Originaltitel: Marked for Death

Herstellungsland:USA (1990)
Standard-Freigabe:FSK keine Jugendfreigabe
Genre:Action, Martial Arts
Alternativtitel:Señalado por la muerte
Bewertung unserer Besucher:
Note: 8,43 (96 Stimmen) Details

Inhaltsangabe:

Er hat genug - nach Jahren als Undercover-Cop an der vordersten Front der Drogenfahndung ist John Hatcher das Töten zuwider; er will aufhören. Gegen alle guten Ratschläge seiner Kollegen schmeißt er seinen Job und will fortan als friedlicher Bürger endlich einmal die angenehmen Seiten des Lebens genießen. Doch das Blut bleibt an seinen Händen kleben - man vergeht sich an seiner Familie, tötet seine Freunde. Und irgendwann muss man selbst den besten Vorsatz aufgeben. John schlägt zurück. Mit geballter Energie, ohne sich um Vorschriften zu kümmern. Denn jetzt zählt nur noch das unmenschlichste aller Gesetze: Derjenige, der am Ende noch überlebt, hat Recht. (20th Century Fox DVD-Cover)

eine kritik von argamae:

Marked For Death, so der Originaltitel von ZUM TÖTEN FREIGEGEBEN, ist chronologisch der dritte Film mit Steven, stammt wie Hard To Kill ebenfalls aus 1990, und bietet neben den bekannten Parametern (Cop, Partner tot, Rache, Gähn') einen recht faszinierenden Gegner. Eine jamaikanische "Posse" (Gang) hat die Kleinstadt unter Kontrolle, in die der Steven-Seagal-Charakter John Hatcher reist. Dort verticken sie Drogen, u.a. an die braven Weißbrot-Schüler der örtlichen High School. Eigentlich im Ruhestand, ziert sich Steven dann auch zunächst, einzugreifen, bevor er den Kampf gegen die Strickmützen tragenden Drogendealer mit aller Härte aufnimmt. Grund für seinen Sinneswandel: die miesen Rastafari haben in einem Drive-by-Shooting seine kleine Nichte angeschossen und seine ganze Familie "zum Töten freigegeben". Außerdem umweht den Film auch ein Hauch von Mystery (naja, ein ganz klein wenig vielleicht) und Voodoo-Zauber, denn der (für einen drogenkonsumierenden Jamaikaner extremst unentspannte) Anführer rollt nicht nur ständig irre mit den Augen, sondern praktiziert auch recht unbeliebte Blutrituale - wie man bei Umfragen unter den Opfern herausfand.

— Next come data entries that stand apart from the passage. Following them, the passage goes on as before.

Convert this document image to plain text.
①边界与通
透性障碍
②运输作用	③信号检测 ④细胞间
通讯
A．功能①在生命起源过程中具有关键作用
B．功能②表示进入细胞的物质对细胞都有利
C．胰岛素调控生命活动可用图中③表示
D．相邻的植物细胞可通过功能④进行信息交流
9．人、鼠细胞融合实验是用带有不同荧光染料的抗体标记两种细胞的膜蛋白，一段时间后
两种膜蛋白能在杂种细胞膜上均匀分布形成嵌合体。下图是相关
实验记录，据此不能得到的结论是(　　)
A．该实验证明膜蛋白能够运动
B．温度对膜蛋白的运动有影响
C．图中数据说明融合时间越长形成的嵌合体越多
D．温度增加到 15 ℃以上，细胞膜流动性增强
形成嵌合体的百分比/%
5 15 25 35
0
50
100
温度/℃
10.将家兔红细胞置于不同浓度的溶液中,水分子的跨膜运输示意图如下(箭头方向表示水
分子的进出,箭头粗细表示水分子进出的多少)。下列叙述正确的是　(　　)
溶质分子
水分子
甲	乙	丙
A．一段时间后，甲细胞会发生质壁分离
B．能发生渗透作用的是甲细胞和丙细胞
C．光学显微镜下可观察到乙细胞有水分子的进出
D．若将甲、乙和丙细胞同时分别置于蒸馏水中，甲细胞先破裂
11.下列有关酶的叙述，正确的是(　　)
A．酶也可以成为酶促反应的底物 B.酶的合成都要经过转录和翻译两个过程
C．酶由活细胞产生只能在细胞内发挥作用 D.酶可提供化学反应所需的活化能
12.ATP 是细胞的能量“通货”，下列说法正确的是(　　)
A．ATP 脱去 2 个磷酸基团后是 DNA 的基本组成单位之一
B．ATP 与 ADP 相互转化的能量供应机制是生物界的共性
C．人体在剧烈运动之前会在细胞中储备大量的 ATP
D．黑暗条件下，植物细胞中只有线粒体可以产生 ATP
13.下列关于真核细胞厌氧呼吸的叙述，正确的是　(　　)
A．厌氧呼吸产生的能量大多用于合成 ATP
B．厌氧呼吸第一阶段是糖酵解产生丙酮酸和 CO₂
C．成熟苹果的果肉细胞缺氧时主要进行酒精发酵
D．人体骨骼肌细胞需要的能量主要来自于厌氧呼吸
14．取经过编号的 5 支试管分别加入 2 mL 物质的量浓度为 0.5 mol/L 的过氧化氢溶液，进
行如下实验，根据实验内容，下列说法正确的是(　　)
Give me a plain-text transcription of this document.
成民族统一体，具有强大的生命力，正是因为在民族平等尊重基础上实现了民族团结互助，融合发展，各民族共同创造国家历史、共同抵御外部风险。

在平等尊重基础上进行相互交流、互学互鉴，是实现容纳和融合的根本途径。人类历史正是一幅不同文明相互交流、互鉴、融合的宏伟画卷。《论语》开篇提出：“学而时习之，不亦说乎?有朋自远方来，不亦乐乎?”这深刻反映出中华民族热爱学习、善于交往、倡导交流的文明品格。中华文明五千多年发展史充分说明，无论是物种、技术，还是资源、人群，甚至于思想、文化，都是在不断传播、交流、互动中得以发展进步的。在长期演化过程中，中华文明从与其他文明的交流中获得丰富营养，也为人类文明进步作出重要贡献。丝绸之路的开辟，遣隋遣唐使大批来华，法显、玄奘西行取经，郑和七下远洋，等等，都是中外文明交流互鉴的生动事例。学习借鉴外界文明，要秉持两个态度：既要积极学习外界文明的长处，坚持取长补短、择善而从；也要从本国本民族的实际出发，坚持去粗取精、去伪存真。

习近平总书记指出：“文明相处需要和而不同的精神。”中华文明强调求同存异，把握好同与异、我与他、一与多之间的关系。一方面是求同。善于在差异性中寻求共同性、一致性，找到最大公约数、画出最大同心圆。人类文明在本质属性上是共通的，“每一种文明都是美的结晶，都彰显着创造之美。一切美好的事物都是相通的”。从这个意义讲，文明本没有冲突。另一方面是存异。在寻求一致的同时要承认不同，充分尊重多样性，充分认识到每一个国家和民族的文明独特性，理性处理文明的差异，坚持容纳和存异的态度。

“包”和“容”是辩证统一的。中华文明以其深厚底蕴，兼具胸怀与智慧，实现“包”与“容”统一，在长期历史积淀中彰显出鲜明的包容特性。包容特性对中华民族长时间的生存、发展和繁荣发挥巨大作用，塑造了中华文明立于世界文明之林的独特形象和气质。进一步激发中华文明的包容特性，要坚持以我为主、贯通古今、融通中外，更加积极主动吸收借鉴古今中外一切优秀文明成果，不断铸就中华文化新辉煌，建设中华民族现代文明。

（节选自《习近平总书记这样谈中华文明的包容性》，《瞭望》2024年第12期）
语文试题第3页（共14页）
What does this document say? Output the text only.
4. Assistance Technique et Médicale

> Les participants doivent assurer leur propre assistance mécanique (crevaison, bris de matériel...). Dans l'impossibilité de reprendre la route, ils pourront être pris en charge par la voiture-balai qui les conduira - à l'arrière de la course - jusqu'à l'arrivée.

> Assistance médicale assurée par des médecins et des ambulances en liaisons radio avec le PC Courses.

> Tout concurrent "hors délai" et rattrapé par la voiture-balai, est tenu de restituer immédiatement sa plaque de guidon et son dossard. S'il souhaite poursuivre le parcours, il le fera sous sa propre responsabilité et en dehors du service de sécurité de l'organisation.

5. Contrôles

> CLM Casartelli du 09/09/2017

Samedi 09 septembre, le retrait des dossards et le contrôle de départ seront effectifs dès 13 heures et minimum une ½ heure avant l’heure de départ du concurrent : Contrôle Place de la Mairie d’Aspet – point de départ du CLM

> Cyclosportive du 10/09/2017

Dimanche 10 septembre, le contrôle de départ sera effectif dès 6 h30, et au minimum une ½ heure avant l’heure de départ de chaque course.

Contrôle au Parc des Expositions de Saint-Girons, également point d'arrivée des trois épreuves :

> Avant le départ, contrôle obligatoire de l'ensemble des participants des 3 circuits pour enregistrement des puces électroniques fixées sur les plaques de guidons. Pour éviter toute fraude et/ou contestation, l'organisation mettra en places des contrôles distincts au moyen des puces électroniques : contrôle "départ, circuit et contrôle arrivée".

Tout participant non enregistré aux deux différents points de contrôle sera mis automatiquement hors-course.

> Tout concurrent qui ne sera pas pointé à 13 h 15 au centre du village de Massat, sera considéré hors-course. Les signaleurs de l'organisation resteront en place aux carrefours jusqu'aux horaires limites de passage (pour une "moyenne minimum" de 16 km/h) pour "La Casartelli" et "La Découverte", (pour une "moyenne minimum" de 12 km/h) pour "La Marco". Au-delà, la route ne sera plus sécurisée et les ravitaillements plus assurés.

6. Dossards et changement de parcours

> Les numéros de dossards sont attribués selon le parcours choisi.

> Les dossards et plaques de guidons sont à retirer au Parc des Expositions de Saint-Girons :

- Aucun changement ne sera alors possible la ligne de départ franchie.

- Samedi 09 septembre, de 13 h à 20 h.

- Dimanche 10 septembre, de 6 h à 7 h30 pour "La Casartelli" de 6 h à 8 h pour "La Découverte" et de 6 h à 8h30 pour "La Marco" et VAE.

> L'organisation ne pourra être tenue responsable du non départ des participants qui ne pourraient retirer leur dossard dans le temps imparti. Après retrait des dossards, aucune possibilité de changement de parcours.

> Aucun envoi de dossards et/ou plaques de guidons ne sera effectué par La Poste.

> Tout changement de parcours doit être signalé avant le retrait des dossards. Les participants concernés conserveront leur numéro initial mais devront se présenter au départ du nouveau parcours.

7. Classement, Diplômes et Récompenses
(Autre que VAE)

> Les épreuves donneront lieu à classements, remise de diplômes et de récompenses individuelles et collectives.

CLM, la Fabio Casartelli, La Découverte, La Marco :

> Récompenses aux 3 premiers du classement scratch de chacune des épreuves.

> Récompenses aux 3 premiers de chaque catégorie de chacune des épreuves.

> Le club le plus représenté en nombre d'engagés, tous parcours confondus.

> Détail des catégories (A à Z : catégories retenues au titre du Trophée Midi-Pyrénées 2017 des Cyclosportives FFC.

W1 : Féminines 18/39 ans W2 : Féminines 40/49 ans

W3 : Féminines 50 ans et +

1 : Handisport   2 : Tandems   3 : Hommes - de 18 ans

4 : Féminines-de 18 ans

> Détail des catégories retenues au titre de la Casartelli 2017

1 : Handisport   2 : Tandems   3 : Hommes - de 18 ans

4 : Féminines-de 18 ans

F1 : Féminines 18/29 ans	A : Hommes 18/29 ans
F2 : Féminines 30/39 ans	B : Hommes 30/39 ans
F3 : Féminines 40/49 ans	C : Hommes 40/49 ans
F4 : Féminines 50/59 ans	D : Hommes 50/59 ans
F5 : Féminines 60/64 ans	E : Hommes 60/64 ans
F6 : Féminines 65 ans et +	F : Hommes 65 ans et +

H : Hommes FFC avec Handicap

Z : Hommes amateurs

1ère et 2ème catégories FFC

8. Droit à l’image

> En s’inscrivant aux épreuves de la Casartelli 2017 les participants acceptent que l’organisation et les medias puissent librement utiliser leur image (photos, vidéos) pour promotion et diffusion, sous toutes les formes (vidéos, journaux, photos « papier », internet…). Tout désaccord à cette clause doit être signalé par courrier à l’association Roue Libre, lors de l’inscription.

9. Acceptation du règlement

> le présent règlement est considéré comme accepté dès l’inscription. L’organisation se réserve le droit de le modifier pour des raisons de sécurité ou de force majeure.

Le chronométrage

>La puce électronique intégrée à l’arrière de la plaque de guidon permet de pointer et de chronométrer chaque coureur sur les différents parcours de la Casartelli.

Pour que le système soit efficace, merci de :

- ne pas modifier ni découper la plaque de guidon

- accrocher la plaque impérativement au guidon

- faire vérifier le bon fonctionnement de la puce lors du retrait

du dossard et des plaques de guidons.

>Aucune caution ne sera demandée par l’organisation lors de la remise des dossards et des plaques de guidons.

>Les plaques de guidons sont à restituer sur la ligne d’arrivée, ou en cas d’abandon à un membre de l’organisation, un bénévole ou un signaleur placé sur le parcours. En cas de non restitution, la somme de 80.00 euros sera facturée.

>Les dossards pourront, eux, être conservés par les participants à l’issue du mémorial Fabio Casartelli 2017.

Die Handlung spannt zusätzlich zwei Helfer für Seagal ein (fast ein Novum bei Tough-Guy-Waise Seagal), mit deren Hilfe er sogar US-Boden verläßt, um den Endgegner ausfindig zu machen - Special Forces Style. Der Film bietet somit eine recht bunte Gegnerschar (die Klamotten!), einige exotische Schauplätze und natürlich jede Menge von dem, was für einen Steven-Seagal-Streifen obligatorisch ist: Fratzengeballer, Bleihagel, Explosionen, berstende Knochen, abbe Glieder. Hier geht's übrigens auch mal mit Klingenwaffen ordentlich zur Sache. Insgesamt ist auch dieses Zelluloid-Erzeugnis deutlich spannender als sein Erstling und wird zu keinem Zeitpunkt langweilig. Die Zutaten für einen krachigen Actionfilm sind großzügig verteilt.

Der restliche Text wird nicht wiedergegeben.